Versão da família de que criança de 3 anos caiu de uma escada é confrontada por laudos preliminares e testemunhos; socorro foi prestado por via fluvial após menino ser levado a um rio.

Allyson Barros Por Allyson Barros

A Polícia Civil do Estado do Acre (PCAC) investiga as circunstâncias da morte de uma criança de 3 anos registrada na região de divisa entre os municípios de Porto Acre (AC) e Boca do Acre (AM). O caso ocorreu na última terça-feira (8) e está sob condução da Delegacia-Geral de Porto Acre, coordenada pelo delegado Carlos Bayma.

As apurações iniciais apontam que o padrasto da vítima levou o menino até as margens de um rio próximo à residência da família. Na ocasião, um vizinho relatou à polícia ter ouvido gritos vindos da direção do manancial. Pouco depois, o homem retornou para a casa e seguiu para o trabalho.

  • Acontecimentos: Criança de 3 anos chegou morta a uma unidade de saúde com lesões e hematomas pelo corpo.

  • Versão alegada: Padrasto e mãe afirmaram inicialmente que o menino teria sofrido uma queda de escada.

  • Incompatibilidade médica: Equipes de saúde identificaram ferimentos divergentes de um acidente doméstico e acionaram a polícia.

  • Medidas policiais: O padrasto foi detido e a mãe conduzida para prestar depoimento. O caso é investigado como suspeita de homicídio e maus-tratos.

Lesões corporais e divergência de relatos

No fim da tarde de terça-feira, o padrasto comunicou à família que o menino havia caído de uma escada. Diante da gravidade da situação, a mãe e o padrasto buscaram atendimento médico por via fluvial, percorrendo cerca de 20 minutos de barco até a área urbana de Porto Acre. O menino, no entanto, faleceu durante o trajeto.

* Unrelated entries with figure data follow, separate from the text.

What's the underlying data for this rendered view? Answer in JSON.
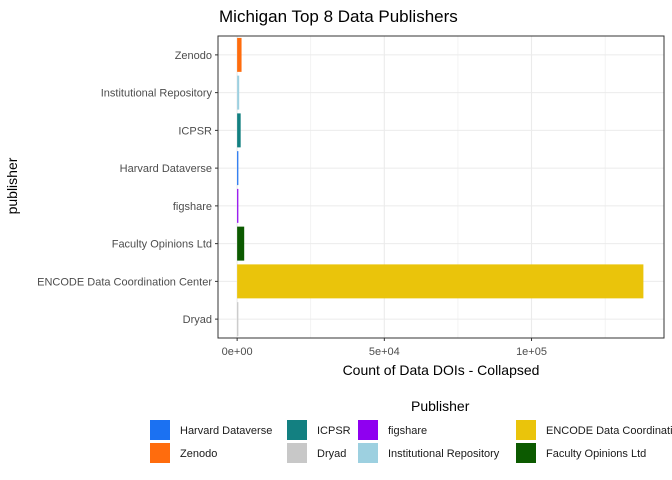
{
  "chart_data": {
    "type": "bar",
    "orientation": "horizontal",
    "title": "Michigan Top 8 Data Publishers",
    "xlabel": "Count of Data DOIs - Collapsed",
    "ylabel": "publisher",
    "categories_top_to_bottom": [
      "Zenodo",
      "Institutional Repository",
      "ICPSR",
      "Harvard Dataverse",
      "figshare",
      "Faculty Opinions Ltd",
      "ENCODE Data Coordination Center",
      "Dryad"
    ],
    "values": [
      1500,
      700,
      1200,
      400,
      350,
      2400,
      138000,
      150
    ],
    "colors": [
      "#FF6C0D",
      "#9DD0E0",
      "#138081",
      "#1B71F2",
      "#8F00F0",
      "#0C5A00",
      "#EAC40B",
      "#C8C8C8"
    ],
    "xlim": [
      -6500,
      145000
    ],
    "x_ticks": [
      {
        "value": 0,
        "label": "0e+00"
      },
      {
        "value": 50000,
        "label": "5e+04"
      },
      {
        "value": 100000,
        "label": "1e+05"
      }
    ],
    "x_minor_ticks": [
      25000,
      75000,
      125000
    ],
    "grid": true,
    "legend": {
      "title": "Publisher",
      "position": "bottom",
      "columns": [
        [
          {
            "label": "Harvard Dataverse",
            "color": "#1B71F2"
          },
          {
            "label": "Zenodo",
            "color": "#FF6C0D"
          }
        ],
        [
          {
            "label": "ICPSR",
            "color": "#138081"
          },
          {
            "label": "Dryad",
            "color": "#C8C8C8"
          }
        ],
        [
          {
            "label": "figshare",
            "color": "#8F00F0"
          },
          {
            "label": "Institutional Repository",
            "color": "#9DD0E0"
          }
        ],
        [
          {
            "label": "ENCODE Data Coordination Center",
            "color": "#EAC40B"
          },
          {
            "label": "Faculty Opinions Ltd",
            "color": "#0C5A00"
          }
        ]
      ]
    }
  }
}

Ao receberem a criança na unidade de saúde, os profissionais constataram que o paciente já estava sem vida e apresentava diversos hematomas e marcas pelo corpo. Como os sinais clínicos preliminares não eram compatíveis com o relato de queda de escada, os médicos acionaram imediatamente as forças de segurança.

“A nossa suspeita é que eles maltrataram a criança, viram que foi sério e vieram buscar socorro em Porto Acre. A criança morreu na viagem”, explicou o delegado Carlos Bayma ao detalhar as primeiras informações coletadas.

Perícia e encaminhamento dos investigados

Diante dos fatos, o padrasto foi detido pelas equipes policiais, enquanto a mãe do menino foi conduzida à delegacia para prestar esclarecimentos formais sobre o ocorrido. Como os procedimentos iniciais foram lavrados no período noturno, o flagrante foi direcionado à Delegacia de Flagrantes (Defla), em Rio Branco, e os autos retornarão para Porto Acre para a conclusão do inquérito.

O corpo da criança foi removido para o Instituto Médico Legal (IML), em Rio Branco, onde passará por exames de necropsia. O laudo pericial e o relatório de constatação do local de crime serão determinantes para apontar cientificamente a causa exata da morte e instruir o inquérito policial.